Mengenal P-Fluoro Fori, Analgesik yang Bertanggung Jawab atas Kematian Ratusan Orang di Estonia

JAKARTA – Baru-baru ini selebgram Syiva Angel terjerat kasus pemakaian narkotika “P-Fluoro Fori”. Pihak kepolisian menyebut jika narkoba tersebut adalah jenis baru di Indonesia. Apakah benar-benar baru?

Berdasarkan UU Nomor 35 Tahun 2009 tentang Narkotika, narkoba yang dipakai Syivia tersebut masuk dalam kategori Para-fluorofentanil atau Parafluorofentanyl yang merupakan sejenis analgesik yang dikembangkan oleh Janssen Farmasi pada tahun 60-an.

Dilansir VOI dari International Journal of Drug Policy, ”Fentanyl” merupakan analgesik opioid sintetis yang pada awal penggunaannya dipakai untuk pereda nyeri dan anestesi.

Namun Kekhawatiran mulai muncul lantaran Fentanyl digunakan secara ilegal baru-baru ini di beberapa negara Eropa. Yang mencengangkan, pereda nyeri tersebut ternyata memiliki efek samping membahayakan dan beresiko oversosis fatal.

Penelitian tersebut mengambil sampel dari negara Estonia yang telah menggunakan Fentanyl selama lebih dari satu dekade. Ternyata injeksi obat tersebut telah mengakibatkan ratusan kematian akibat overdosis di negara tersebut.
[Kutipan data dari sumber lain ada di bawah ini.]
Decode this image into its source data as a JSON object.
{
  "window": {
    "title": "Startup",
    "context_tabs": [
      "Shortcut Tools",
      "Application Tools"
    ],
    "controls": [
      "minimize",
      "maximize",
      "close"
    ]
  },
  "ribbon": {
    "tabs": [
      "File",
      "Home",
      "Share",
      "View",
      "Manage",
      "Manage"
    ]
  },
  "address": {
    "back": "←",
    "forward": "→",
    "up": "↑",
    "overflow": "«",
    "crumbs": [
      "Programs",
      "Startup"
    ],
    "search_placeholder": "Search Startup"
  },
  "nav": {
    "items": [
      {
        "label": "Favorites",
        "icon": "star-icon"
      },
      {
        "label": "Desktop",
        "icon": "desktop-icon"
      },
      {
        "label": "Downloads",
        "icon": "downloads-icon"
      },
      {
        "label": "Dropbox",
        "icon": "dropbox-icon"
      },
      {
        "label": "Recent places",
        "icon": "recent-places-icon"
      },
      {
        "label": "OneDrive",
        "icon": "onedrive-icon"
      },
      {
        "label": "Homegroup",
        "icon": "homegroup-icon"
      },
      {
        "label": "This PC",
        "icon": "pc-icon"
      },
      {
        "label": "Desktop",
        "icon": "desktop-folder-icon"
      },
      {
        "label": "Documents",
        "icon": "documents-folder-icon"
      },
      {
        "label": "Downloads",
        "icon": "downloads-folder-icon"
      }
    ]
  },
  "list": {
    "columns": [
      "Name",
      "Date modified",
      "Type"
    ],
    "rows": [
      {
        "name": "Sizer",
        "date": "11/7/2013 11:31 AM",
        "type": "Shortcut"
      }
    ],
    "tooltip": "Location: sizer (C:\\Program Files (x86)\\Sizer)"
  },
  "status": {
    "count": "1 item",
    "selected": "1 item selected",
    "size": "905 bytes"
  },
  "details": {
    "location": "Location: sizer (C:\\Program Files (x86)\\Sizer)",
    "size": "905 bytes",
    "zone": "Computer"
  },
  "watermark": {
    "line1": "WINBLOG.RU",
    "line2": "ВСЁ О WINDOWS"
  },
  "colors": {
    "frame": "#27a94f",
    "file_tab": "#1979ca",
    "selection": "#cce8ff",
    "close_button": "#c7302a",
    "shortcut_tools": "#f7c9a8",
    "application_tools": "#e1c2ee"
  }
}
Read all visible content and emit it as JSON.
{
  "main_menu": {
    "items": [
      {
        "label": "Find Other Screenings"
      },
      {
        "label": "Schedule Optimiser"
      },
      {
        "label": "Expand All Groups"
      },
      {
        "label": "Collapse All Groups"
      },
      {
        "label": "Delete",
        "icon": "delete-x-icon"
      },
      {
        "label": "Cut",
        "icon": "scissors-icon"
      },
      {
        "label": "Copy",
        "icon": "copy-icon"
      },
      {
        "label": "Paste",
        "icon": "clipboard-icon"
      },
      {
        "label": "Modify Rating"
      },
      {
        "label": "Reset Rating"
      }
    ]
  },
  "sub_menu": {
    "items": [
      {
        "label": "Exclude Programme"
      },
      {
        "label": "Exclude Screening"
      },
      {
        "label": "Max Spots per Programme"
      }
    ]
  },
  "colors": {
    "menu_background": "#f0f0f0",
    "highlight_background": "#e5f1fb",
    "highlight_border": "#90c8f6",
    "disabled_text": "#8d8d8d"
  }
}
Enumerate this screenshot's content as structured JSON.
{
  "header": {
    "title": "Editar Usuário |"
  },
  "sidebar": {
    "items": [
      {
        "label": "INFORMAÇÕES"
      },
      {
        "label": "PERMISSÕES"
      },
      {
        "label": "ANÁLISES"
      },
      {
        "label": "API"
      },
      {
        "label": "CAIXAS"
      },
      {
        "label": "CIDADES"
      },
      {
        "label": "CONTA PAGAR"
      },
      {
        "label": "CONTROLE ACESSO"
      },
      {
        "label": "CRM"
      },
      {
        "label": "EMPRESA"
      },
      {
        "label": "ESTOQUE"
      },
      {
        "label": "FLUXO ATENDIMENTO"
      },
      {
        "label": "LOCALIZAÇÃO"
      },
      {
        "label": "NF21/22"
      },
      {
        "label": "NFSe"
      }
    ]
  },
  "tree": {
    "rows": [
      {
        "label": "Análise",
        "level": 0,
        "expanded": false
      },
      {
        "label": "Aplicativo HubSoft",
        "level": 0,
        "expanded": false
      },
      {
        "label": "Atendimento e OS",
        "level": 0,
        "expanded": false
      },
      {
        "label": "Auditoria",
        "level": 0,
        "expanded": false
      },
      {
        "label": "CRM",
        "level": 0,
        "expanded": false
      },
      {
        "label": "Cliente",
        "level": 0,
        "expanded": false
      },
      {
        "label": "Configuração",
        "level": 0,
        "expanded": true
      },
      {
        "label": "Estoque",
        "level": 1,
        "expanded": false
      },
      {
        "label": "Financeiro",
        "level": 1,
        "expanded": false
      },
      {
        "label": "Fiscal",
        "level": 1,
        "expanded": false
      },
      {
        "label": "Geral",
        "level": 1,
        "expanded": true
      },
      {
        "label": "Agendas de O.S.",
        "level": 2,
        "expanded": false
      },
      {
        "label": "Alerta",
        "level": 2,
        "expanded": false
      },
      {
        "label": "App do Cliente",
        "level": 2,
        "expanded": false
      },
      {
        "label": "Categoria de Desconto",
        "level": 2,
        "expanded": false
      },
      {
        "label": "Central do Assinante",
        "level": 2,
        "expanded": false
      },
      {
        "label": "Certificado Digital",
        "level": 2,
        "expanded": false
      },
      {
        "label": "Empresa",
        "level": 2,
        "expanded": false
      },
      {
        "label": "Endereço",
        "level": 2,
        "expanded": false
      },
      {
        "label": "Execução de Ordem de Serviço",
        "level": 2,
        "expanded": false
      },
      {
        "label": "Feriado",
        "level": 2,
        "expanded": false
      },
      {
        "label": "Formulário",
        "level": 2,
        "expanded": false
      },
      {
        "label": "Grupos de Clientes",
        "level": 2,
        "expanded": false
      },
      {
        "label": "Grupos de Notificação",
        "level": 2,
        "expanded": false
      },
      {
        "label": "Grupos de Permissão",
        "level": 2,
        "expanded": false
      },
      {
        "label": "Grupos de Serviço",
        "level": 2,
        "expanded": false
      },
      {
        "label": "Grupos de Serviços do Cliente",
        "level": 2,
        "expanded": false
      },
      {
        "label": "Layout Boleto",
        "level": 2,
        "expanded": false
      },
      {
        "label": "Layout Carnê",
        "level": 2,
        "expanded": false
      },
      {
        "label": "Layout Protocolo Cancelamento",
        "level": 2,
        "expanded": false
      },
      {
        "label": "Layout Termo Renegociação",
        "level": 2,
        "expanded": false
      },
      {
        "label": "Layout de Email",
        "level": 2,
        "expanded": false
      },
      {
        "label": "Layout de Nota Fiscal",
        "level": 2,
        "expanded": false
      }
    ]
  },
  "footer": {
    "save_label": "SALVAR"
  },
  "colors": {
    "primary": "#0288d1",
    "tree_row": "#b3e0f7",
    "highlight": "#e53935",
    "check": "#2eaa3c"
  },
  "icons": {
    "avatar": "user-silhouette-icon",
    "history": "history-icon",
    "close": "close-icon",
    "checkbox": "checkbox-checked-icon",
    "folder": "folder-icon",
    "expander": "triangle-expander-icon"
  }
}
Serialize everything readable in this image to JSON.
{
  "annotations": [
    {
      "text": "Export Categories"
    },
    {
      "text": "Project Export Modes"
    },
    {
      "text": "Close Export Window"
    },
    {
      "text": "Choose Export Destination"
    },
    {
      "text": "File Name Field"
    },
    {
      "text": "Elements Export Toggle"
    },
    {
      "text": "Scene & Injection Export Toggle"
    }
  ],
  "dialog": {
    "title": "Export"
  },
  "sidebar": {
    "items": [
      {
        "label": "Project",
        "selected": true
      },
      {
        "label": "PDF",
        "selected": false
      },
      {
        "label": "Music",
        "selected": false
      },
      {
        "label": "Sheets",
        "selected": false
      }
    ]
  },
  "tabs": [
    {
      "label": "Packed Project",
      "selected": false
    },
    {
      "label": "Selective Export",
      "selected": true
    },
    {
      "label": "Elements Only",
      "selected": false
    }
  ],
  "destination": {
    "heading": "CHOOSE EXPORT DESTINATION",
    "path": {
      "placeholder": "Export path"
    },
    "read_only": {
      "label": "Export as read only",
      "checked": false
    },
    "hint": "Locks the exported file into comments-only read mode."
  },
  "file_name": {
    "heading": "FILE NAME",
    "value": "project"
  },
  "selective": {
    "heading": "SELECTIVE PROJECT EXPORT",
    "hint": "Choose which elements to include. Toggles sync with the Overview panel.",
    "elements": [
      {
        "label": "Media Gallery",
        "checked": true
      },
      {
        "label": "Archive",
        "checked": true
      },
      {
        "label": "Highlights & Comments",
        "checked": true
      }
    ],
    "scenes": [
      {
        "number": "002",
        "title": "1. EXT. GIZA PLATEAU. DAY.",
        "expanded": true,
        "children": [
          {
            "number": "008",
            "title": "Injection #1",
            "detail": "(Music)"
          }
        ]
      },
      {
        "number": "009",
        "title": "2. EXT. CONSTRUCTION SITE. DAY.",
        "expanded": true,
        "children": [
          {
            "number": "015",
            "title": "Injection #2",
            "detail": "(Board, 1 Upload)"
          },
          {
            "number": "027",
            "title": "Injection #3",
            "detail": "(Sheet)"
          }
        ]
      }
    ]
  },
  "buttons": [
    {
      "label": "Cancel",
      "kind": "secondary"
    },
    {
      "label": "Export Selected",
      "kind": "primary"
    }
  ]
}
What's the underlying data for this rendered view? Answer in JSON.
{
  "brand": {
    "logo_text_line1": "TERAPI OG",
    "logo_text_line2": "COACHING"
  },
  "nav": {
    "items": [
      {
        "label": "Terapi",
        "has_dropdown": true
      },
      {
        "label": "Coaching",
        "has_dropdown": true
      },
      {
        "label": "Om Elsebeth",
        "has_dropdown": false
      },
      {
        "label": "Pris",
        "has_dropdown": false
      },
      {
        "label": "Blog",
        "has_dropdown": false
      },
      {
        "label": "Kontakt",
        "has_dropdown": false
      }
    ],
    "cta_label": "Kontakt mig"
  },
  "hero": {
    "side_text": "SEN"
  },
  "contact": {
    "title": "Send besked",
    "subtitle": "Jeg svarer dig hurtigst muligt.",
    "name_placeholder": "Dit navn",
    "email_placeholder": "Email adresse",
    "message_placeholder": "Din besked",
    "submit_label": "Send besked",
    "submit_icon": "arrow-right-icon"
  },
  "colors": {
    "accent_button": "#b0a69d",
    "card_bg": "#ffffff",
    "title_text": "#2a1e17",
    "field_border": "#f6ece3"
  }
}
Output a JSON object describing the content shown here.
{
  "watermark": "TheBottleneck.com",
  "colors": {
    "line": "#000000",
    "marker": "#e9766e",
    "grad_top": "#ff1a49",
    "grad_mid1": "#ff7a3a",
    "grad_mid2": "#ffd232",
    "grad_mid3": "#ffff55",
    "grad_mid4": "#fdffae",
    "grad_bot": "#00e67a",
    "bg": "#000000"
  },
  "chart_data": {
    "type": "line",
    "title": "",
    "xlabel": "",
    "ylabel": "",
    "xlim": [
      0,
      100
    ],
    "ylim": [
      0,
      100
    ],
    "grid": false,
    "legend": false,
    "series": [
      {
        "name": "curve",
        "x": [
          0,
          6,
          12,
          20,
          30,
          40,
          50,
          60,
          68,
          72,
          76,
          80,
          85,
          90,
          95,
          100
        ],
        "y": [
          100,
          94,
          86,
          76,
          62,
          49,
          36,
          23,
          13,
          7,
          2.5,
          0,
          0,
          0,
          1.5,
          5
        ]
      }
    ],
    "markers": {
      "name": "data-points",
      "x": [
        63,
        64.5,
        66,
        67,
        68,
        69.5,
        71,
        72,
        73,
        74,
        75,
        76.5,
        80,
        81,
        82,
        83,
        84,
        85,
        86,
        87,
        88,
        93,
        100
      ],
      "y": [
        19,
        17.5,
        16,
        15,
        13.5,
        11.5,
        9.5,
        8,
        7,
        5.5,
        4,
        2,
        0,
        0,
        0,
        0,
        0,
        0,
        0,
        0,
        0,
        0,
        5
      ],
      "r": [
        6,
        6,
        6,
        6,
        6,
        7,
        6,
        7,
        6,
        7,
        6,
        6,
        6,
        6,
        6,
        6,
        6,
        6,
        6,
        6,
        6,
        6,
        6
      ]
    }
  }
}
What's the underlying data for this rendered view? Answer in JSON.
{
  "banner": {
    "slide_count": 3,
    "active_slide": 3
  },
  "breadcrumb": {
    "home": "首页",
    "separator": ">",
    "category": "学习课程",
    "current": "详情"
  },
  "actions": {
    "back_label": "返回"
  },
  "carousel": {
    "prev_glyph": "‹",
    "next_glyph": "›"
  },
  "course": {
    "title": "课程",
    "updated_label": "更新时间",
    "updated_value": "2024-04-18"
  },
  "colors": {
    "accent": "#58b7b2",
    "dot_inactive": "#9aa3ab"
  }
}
Di masa sekarang, Fentanyl digunakan sebagai pengganti heroin. Hal tersebut lantaran langkanya herorin hingga fentanyl dan 3-methylfentanyl (TMF) dipasarkan di beberapa negara Eropa seperti Bulgaria dan Slovakia.

Kemudian kasus overdosis fentanyl semakin meluas di Eropa, setelah Jerman, Finlandia dan Inggris melaporkan kasus kematian akibat penggunaan obat tersebut. Akibatnya, aparat penegak hukum Eropa mendorong pengalihan dan mengklaim obat tersebut dalam kategori ilegal.

Penelitian yang dilakukan Jane Mounteneya, Isabelle Giraudona,  Gleb Denissovb, dan  Paul Griffiths tersebut mengidentifikasi fentanil (dalam masyarakat Eropa) sebagai obat dengan penggunaan dosis rendah namun memiliki resiko cukup tinggi.

Banyaknya kasus kematian di Estonia yang tinggi menurut penelitian dikarenakan memiliki masalah endemik. Meskipun fentanil dikategorikan oba terlarang, namun di Eropa sendiri pasar gelap dan penjualan online masih belum dapat dikontrol.